I'm an Arch user on the desktop, and I use Debian Stable on my server. Let me 
tell you I would jump for joy if I could switch to systemd on my server 
without having to hand-write most the unit files I'd need to get it back in 
working order. Instead I'd rather see Jessie go to systemd. I know this would 
alienate Debian Hurd and Debian BSD people, but let's be perfectly frank here: 
They're fringe projects few actual real-world Debian users care about, and 
shouldn't slow real-world, actual Debian progress over.

I definitely am for at least giving most of Red Hat's ideas they try on Fedora 
a spin. Systemd works like a charm on systems designed to make use of it (Arch 
and Gentoo (As a fully-suppored alternative to OpenRC.).
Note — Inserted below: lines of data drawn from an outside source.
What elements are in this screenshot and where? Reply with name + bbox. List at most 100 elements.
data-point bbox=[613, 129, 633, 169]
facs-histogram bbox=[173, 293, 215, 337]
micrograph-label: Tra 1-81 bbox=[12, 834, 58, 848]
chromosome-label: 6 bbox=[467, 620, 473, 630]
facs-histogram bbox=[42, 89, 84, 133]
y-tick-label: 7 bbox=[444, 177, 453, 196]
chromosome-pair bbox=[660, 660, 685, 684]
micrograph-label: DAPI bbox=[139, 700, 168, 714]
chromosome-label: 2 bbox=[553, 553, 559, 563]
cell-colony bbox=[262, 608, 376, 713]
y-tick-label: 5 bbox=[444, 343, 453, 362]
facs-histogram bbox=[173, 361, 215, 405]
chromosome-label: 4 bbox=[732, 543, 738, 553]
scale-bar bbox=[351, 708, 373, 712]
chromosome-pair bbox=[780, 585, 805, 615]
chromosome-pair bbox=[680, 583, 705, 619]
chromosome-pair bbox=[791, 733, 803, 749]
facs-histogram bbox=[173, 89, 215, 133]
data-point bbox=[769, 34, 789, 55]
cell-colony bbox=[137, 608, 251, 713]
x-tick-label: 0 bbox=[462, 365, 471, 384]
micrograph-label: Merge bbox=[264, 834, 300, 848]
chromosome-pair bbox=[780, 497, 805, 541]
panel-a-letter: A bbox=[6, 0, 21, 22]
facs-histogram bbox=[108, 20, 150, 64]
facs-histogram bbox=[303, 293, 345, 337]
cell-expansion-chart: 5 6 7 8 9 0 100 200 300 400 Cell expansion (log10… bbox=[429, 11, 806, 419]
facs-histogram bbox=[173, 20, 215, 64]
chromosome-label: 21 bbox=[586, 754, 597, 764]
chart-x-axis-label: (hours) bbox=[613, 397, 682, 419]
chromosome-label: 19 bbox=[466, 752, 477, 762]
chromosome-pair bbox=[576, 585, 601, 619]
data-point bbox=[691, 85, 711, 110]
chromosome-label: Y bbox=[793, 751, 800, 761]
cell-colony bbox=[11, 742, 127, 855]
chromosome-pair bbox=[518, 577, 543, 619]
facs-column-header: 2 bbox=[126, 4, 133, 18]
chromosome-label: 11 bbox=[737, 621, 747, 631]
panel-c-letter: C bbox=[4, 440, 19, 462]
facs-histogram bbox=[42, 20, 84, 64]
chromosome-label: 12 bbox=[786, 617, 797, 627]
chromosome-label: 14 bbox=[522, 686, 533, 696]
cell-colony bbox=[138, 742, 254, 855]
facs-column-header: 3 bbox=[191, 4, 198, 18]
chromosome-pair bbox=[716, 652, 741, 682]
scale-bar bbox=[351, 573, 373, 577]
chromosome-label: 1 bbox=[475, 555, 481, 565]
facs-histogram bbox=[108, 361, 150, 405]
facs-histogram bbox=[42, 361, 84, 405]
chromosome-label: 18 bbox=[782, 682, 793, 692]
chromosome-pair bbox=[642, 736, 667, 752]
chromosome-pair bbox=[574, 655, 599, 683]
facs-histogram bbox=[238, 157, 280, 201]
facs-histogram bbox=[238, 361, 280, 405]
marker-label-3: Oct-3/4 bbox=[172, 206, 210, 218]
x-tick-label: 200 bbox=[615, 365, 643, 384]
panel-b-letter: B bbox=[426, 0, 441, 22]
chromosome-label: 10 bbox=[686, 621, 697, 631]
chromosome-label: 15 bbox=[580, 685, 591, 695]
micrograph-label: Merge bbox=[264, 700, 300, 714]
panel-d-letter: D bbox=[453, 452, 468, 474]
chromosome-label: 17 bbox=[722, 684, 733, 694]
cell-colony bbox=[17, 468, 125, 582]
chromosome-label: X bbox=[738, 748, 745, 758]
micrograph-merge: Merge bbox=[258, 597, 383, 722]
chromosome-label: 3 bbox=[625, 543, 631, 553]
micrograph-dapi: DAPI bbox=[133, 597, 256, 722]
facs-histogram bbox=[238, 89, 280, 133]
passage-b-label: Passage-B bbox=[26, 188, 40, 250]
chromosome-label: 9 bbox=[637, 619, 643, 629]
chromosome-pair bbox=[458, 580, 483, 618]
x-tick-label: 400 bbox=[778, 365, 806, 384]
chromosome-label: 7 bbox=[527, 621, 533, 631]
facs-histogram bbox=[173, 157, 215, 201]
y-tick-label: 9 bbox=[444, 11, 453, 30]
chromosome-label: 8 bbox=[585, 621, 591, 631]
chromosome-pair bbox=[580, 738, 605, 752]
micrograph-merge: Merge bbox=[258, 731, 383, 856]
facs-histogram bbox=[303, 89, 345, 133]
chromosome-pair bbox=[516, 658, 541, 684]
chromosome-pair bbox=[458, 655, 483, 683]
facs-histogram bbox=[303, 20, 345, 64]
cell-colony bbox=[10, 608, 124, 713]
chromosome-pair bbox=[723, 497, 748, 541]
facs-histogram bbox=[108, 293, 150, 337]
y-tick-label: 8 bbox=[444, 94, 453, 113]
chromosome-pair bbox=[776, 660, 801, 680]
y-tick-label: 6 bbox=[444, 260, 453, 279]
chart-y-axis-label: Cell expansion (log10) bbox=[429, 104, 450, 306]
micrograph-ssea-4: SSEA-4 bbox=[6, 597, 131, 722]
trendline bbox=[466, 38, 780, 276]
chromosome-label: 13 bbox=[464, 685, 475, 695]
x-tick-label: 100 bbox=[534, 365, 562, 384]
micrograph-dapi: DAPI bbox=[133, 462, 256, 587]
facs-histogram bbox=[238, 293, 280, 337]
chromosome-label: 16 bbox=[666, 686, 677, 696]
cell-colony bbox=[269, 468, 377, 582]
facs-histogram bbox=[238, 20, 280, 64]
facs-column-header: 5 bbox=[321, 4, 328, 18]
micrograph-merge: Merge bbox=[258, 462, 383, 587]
No need to mention 
Fedora.) 

The worst option to follow these days is actually Ubuntu, which uses Upstart, 
which does what systemd does, only backwards and in a poorly thought out way, 
and the fact they want to jump to Mir (A half-baked, half-assed "alternative" 
to Xorg and Wayland minus compatibility for either.), which is going to 
effectively kill their usable software library as most upstream projects like 
KDE, Qt, and GTK+ have said in no uncertain terms they won't support Mir, 
which will mean Ubuntu will lose compatibility with 95% of the established 
desktop software base for Linux. 

Following Fedora on the desktop is a good idea. Following Ubuntu on the 
desktop is a BAD idea. 

I disagree that the FOSS talent has jumped ship, though (Heck, a great deal of 
mobile software is straight up crapware, so I get the feeling it was not 
TALENT we lost.). I haven't seen too much of a shift in quality in software 
except in the likes of GTK+ and GNOME.